The bookmakers were right. Today it was announced that the Church of Sweden’s new archbishop is Antje Jackelén. But who is the church’s new top leader, who has chosen part of the Muslim prayer call as her motto?
Jackelén’s position carries a heavy responsibility. On its website the Church of Sweden reports that is has approximately 6.5 million members and that the organization is divided into 13 dioceses. Every diocese is led by a bishop and above the bishops is the archbishop.
Jackelén’s victory has been characterized as historic. For the first time in the church’s history the archbishop will be a woman. Powerful lobbying groups within the church have long agued that the new archbishop must be a woman so Jackelén’s sex has been an advantage. Critics have maintained that the scene was prepared for the bishop of Lund from the beginning.
Antje Jackelén won a resounding victory with her 174 votes in the first round. Despite the fact that the election was for the top leader of the church, as a person Jackelén has not been subjected to a vetting process worth its name. Her supporters have emphasized her academic credentials. She is claimed to be a professor of theology – but not according to Swedish standards.
Antje Zöllner was born in Herdecke, Germany, in 1955 and came to Sweden on a scholarship in 1978. One year later she married Heinz Jackelén, who is also German born. She was ordained in 1980 by the bishop of Stockholm, Lars Carlzon, who in addition to his job as bishop was president of the Friendship Association Sweden-DDR [the Communist German Democratic Republic].
In 2007 Antje Jackelén was elected bishop of the diocese of Lund after leaving her position at the Lutheran School of Theology in Chicago, where she had taught systematic theology/religion and natural science. Before that she had been a parish priest in dioceses of Stockholm and Lund.
Like kings, all bishops have their own motto and Jackelén chose ”God is greater”. If that sounds familiar, it may be due to the fact that an Arabic translation renders it as ”Allahu akbar”. There are those who believe that her choice is far from random – but very deliberate.
Many have been taken aback by the theological opinions Jackelén revealed during a questioning in Uppsala on October 1. The candidates for the highest position in the Swedish church were asked if they thought Jesus presented a truer picture of God than Muhammed. With her evasive answer Jackelén suddenly emerged as the bishop who couldn’t choose between Jesus and Muhammed. This provoked strong reactions on some editorial pages.
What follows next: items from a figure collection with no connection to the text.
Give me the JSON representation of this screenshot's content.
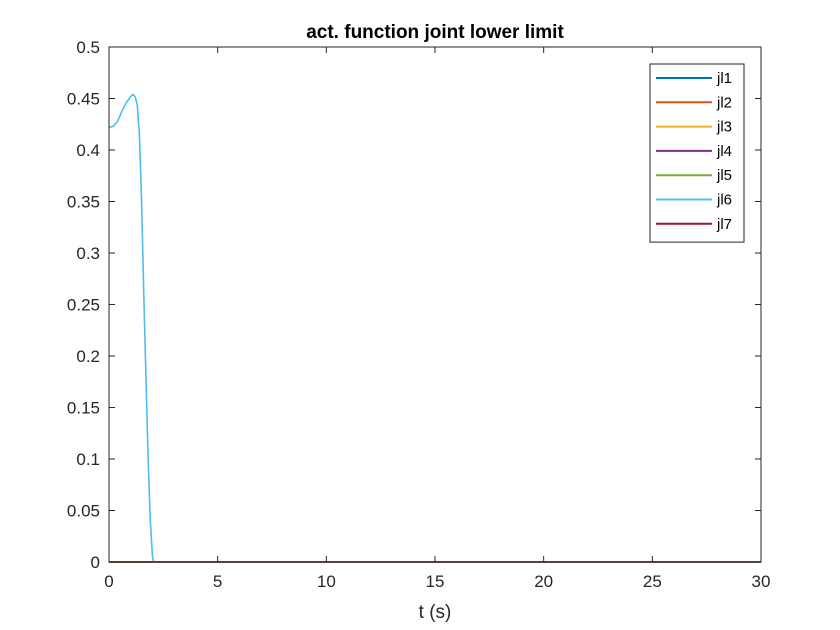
{
  "chart_data": {
    "type": "line",
    "title": "act. function joint lower limit",
    "xlabel": "t (s)",
    "ylabel": "",
    "xlim": [
      0,
      30
    ],
    "ylim": [
      0,
      0.5
    ],
    "xticks": [
      0,
      5,
      10,
      15,
      20,
      25,
      30
    ],
    "xtick_labels": [
      "0",
      "5",
      "10",
      "15",
      "20",
      "25",
      "30"
    ],
    "yticks": [
      0,
      0.05,
      0.1,
      0.15,
      0.2,
      0.25,
      0.3,
      0.35,
      0.4,
      0.45,
      0.5
    ],
    "ytick_labels": [
      "0",
      "0.05",
      "0.1",
      "0.15",
      "0.2",
      "0.25",
      "0.3",
      "0.35",
      "0.4",
      "0.45",
      "0.5"
    ],
    "grid": false,
    "legend_position": "top-right",
    "series": [
      {
        "name": "jl1",
        "color": "#0072BD",
        "x": [
          0,
          30
        ],
        "y": [
          0,
          0
        ]
      },
      {
        "name": "jl2",
        "color": "#D95319",
        "x": [
          0,
          30
        ],
        "y": [
          0,
          0
        ]
      },
      {
        "name": "jl3",
        "color": "#EDB120",
        "x": [
          0,
          30
        ],
        "y": [
          0,
          0
        ]
      },
      {
        "name": "jl4",
        "color": "#7E2F8E",
        "x": [
          0,
          30
        ],
        "y": [
          0,
          0
        ]
      },
      {
        "name": "jl5",
        "color": "#77AC30",
        "x": [
          0,
          30
        ],
        "y": [
          0,
          0
        ]
      },
      {
        "name": "jl6",
        "color": "#4DBEEE",
        "x": [
          0,
          0.2,
          0.4,
          0.6,
          0.8,
          1.0,
          1.1,
          1.2,
          1.3,
          1.4,
          1.5,
          1.6,
          1.7,
          1.8,
          1.9,
          2.0,
          2.05,
          3,
          30
        ],
        "y": [
          0.422,
          0.423,
          0.428,
          0.438,
          0.446,
          0.452,
          0.454,
          0.452,
          0.444,
          0.415,
          0.35,
          0.26,
          0.18,
          0.1,
          0.04,
          0.005,
          0,
          0,
          0
        ]
      },
      {
        "name": "jl7",
        "color": "#A2142F",
        "x": [
          0,
          30
        ],
        "y": [
          0,
          0
        ]
      }
    ]
  }
}
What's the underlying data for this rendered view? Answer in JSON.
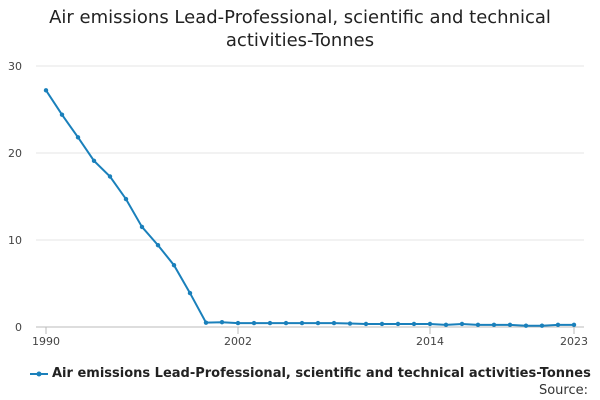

Kyrkans Tidning thought that the bishop’s answer might indicate that Christ is being relegated to the margins of the Church of Sweden and Dagens Nyheter encouraged the candidates to show some theological backbone. The editorial writer at the newspaper Dagen wrote that it is time to accept the idea of a split within the church – between Christians and those who think all religions are equally good.
The bishop of Lund’s preference for Allah has prompted one of the church’s most preeminent theologians, professor Eva Hamberg, to leave her post as a member of the church’s theological council in protest against bishop Antje Jackelén’s failure to stand behind the Church of Sweden’s profession of faith. As a reaction to what she calls ”the inner secularization of the Church of Sweden”, she has also renounced her position as priest and her membership of the church.
In a number of interviews Hamberg has expressed her disappointment that not even the top leader of the church will clearly profess a Christian faith but wavers between Jesus and Muhammed.
It is not only Jackelén’s motto and her unwillingness to put Jesus ahead of Muhammed that has evoked strong feelings among many committed Christians. During her questioning in Uppsala, the new archbishop also said that the Church of Sweden has more in common with other religions than with other Christian churches, that the Virgin Birth must be understood metaphorically, that hell doesn’t exist and that the Biblical texts should not be taken as truth.
The question is whether the Church of Sweden has chosen the ”unifying force” it had hoped for, or taken yet another step towards its abolition.